I have seen a few articles over the last couple of days on the issue of Google Reader shuttering it's doors. There are a lot of people who still use the service, regardless of Google stating the user base is declining and using that as one of the reasons they are closing it down.

There are all sorts of reactions to the closing of that service such as petitions to save it, hope that the closing of it will bring about an innovation in RSS, suggestions on alternative services to replace Reader, are just a handful of the many reactions in response. 

I currently use Reader myself, and use it multiple times a day, everyday. I do so mostly on my iPhone using the app Reeder. This app's lifeblood today is Google Reader, but the developer posted a tweet stating that the app would be fine without Reader. Currently though until the folks who develop Reeder announce what their plans are, I was wondering what to do in the meantime as a possible alternative.

I started to think about how I use to consume the web before the iPhone, and remembered that I use to use an app called NewsFire by Dave Watanabe. I was curious if NewsFire still existed and wondered, as I haven't used it in quite a while, if it could load RSS feeds directly into the app instead of being dependent on loading your Google login and password to filter Google Reader RSS feeds through the app, as Reeder does. 

I went to the NewsFire website and was pretty excited when I clicked on the download button, and it opened the Mac Appstore.
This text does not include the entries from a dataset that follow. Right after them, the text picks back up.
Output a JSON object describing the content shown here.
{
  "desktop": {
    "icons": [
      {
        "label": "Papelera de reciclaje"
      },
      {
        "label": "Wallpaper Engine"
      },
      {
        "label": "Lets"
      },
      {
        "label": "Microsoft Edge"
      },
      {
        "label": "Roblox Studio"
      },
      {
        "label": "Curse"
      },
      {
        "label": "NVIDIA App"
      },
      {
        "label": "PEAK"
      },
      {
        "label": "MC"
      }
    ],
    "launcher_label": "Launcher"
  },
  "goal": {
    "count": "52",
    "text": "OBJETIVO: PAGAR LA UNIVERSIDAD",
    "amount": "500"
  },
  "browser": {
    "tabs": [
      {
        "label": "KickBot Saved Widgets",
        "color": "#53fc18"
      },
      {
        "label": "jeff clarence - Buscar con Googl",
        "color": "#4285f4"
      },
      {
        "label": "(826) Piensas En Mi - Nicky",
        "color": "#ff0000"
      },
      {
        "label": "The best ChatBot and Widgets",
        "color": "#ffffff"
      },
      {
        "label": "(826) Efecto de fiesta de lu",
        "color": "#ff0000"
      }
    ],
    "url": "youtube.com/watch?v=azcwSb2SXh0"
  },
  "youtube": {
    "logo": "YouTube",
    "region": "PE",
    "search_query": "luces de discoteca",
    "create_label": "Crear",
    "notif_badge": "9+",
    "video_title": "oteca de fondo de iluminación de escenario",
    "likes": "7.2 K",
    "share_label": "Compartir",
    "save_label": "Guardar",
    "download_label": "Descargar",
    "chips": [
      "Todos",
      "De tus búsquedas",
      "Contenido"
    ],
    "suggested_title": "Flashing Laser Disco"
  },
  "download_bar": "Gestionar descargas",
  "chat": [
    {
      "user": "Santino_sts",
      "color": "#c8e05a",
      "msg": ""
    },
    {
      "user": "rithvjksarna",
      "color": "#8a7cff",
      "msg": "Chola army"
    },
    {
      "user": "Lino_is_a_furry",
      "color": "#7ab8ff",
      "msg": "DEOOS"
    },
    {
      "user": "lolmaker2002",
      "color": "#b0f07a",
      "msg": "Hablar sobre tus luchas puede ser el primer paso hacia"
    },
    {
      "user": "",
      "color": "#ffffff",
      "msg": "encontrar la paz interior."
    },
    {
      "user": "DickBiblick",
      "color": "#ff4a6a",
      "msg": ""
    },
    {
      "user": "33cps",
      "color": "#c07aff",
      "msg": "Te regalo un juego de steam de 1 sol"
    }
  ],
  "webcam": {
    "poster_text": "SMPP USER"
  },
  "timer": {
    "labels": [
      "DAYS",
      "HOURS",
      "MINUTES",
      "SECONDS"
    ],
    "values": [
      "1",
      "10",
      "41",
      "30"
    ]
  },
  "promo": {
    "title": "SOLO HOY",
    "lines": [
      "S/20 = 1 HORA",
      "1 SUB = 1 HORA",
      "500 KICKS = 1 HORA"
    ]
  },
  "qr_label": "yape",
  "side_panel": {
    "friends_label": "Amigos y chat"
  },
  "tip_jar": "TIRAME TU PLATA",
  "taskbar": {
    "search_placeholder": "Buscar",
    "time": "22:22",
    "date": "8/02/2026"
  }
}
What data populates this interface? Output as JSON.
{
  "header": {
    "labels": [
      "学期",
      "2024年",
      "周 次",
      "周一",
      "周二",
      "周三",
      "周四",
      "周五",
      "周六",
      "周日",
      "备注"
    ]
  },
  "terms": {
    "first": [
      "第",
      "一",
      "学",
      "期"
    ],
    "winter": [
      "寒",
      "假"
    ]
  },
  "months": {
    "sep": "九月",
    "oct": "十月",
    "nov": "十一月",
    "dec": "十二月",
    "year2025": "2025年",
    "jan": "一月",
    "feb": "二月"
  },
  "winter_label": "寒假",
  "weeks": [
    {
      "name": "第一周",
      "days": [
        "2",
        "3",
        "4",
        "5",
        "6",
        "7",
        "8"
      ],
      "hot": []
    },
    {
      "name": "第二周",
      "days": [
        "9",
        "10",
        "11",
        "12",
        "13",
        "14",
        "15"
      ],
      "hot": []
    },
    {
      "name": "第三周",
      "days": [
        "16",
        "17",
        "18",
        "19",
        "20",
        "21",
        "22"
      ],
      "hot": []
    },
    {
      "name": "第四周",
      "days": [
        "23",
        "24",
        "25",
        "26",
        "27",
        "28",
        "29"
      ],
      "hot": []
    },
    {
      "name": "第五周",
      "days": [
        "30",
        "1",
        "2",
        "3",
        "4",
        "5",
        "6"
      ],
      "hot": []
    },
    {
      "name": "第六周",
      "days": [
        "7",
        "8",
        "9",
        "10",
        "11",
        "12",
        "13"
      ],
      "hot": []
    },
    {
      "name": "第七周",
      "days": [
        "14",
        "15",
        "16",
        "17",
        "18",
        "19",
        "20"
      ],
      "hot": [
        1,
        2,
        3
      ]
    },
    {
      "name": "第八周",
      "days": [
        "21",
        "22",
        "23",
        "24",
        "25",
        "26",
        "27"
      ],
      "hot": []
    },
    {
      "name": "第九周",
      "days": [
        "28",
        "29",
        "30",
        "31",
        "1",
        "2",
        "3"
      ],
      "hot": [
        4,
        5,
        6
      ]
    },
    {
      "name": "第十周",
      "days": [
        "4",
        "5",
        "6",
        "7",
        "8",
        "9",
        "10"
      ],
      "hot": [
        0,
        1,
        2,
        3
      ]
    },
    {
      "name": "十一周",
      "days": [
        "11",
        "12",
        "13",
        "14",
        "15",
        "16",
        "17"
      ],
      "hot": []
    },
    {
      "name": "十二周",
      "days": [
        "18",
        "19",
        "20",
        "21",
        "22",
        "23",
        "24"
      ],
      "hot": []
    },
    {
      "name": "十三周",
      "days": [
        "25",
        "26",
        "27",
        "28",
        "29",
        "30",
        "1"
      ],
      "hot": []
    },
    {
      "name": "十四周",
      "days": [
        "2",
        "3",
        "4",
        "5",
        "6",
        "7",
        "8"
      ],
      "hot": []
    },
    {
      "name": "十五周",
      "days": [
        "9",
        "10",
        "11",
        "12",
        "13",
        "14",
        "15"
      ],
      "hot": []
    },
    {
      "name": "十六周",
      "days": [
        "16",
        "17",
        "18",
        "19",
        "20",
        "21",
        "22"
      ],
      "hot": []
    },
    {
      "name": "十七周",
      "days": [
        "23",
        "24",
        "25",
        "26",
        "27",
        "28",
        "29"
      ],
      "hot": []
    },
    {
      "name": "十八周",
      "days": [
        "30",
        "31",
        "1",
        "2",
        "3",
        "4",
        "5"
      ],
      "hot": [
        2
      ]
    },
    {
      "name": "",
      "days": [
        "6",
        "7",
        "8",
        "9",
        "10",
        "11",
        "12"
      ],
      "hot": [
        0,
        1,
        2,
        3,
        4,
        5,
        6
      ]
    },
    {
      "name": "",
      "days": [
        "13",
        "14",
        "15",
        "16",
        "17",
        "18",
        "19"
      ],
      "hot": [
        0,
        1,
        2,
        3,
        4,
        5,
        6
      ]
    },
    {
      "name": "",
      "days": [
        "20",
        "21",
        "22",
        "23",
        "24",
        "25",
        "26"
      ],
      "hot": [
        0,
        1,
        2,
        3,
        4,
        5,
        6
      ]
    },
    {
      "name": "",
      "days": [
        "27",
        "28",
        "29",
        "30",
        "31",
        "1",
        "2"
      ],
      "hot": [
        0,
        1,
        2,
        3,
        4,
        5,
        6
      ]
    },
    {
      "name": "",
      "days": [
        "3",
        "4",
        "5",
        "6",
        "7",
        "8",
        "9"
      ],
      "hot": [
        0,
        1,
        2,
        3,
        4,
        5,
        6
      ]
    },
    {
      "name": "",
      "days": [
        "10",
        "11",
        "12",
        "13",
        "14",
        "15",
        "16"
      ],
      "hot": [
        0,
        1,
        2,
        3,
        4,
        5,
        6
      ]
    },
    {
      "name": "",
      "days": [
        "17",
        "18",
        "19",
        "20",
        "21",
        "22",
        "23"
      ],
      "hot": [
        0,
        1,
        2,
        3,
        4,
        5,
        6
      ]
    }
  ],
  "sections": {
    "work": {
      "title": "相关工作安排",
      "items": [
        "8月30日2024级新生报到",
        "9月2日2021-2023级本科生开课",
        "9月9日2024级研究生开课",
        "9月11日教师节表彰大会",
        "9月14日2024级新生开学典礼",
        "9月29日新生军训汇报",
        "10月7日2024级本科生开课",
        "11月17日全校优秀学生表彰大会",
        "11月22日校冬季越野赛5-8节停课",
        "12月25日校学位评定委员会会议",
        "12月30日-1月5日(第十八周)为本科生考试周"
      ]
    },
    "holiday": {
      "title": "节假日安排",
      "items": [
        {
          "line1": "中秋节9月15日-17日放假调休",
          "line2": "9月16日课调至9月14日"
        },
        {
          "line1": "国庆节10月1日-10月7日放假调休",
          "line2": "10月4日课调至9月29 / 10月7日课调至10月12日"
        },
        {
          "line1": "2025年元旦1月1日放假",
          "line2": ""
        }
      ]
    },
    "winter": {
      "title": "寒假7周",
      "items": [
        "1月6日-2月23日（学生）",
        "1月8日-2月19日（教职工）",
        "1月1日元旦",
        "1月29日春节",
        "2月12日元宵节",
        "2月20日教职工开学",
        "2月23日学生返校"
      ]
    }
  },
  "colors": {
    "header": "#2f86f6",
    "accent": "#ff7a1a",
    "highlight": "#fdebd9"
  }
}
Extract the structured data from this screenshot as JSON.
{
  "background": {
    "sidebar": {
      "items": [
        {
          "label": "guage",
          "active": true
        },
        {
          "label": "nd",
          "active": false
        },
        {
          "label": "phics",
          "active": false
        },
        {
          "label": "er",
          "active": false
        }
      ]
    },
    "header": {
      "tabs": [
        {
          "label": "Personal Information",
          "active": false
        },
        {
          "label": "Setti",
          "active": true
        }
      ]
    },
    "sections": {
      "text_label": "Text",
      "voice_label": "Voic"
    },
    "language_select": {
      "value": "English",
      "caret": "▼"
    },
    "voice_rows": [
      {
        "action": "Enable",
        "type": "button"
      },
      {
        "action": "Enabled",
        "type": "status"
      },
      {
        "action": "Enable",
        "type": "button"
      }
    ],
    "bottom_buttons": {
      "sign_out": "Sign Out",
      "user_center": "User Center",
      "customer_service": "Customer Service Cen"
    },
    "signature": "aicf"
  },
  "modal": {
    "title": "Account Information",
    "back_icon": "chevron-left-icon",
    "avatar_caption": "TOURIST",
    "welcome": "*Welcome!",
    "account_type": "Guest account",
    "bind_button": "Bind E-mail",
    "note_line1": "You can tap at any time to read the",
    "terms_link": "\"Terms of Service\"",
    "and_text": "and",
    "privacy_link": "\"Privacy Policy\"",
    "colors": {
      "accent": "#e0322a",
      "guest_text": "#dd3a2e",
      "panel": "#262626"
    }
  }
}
I was a little disappointed that the price was $9.99. I love to support developers, but at the same time I am mindful that I already paid for Reeder on my Mac, iPad, and iPhone. So to pay another $10.00 for an RSS app was not something I was looking to do. I regularly use the website appshopper.com, and it's companion iOS app, to be notified when software goes on sale. A quick search brought up NewsFire and I clicked on the name of the app which brings you to a page (NewsFire on Appshopper) that displays all of the same information that the Mac Appstore does such as a description of the app, screenshots, the price and a buy button.

The site is also useful, because it displays the price history of an app from the time it debuted on the App Store to the present. What I found interesting is that the app became a Mac Appstore app on February 3, 2011 and was priced at $4.99. Coincidentally the only time that there has been a price change was on March, 14 2013, the day after the announcement that Google was shutting Reader down.

Some back story on what my experience with seeing this developers name on the web. Around 2004 or 2005 when NewsFire was released, anytime there was a story about it or any of the developer's other software there was always a huge uproar about the developer's practices. Claims that he was using code that was not his (I do not know if this is true and I am not accusing. I just know what I have read many people say), among all sorts of other rants in the comment sections. I used the software and quite liked it, but it was hard to look past how much discontent everyone had for the guy.

A quick search on MacUpdate for NewsFire brought me to a disgruntled user on the very first page in the comments section. User younkint posted a comment on February 18, 2009: This comment was posted four years ago, but also four or five years after NewsFire was released. 

Before you consider installing ANY software concocted by David Watanabe on your computer, please do a decent Google search of "David Watanabe" first. Especially do this if, for some reason, you are contemplating actually sending him your hard earned money.
It will not take you long to come to a conclusion. Even a simple search here on macupdate should suffice.

I did a Google search and came up with a whole page dedicated to complaints about Watanabe. 

I know that developers make their living from selling their product, but this to me seems so unlike what most developers would do today. I would expect most developers would try and help users out by running a short sale to try and get people an app with which they can load all of their feeds into, and give the user a way to migrate away from Reader now. By helping people out it would only boost their sales, because those types of discounts tend to circulate tech websites that cater to people who would use their software. The dip in price would certainly make up for itself in the volume of sales that would be generated.

The biggest problem I have with this is, that knowing the public opinion of the developer from years past, and the fact that the only price change to this app since it was accepted into the App Store was a $5.00 increase the day after Google announced that they were doing away with their RSS solution, just doesn't seem right to me.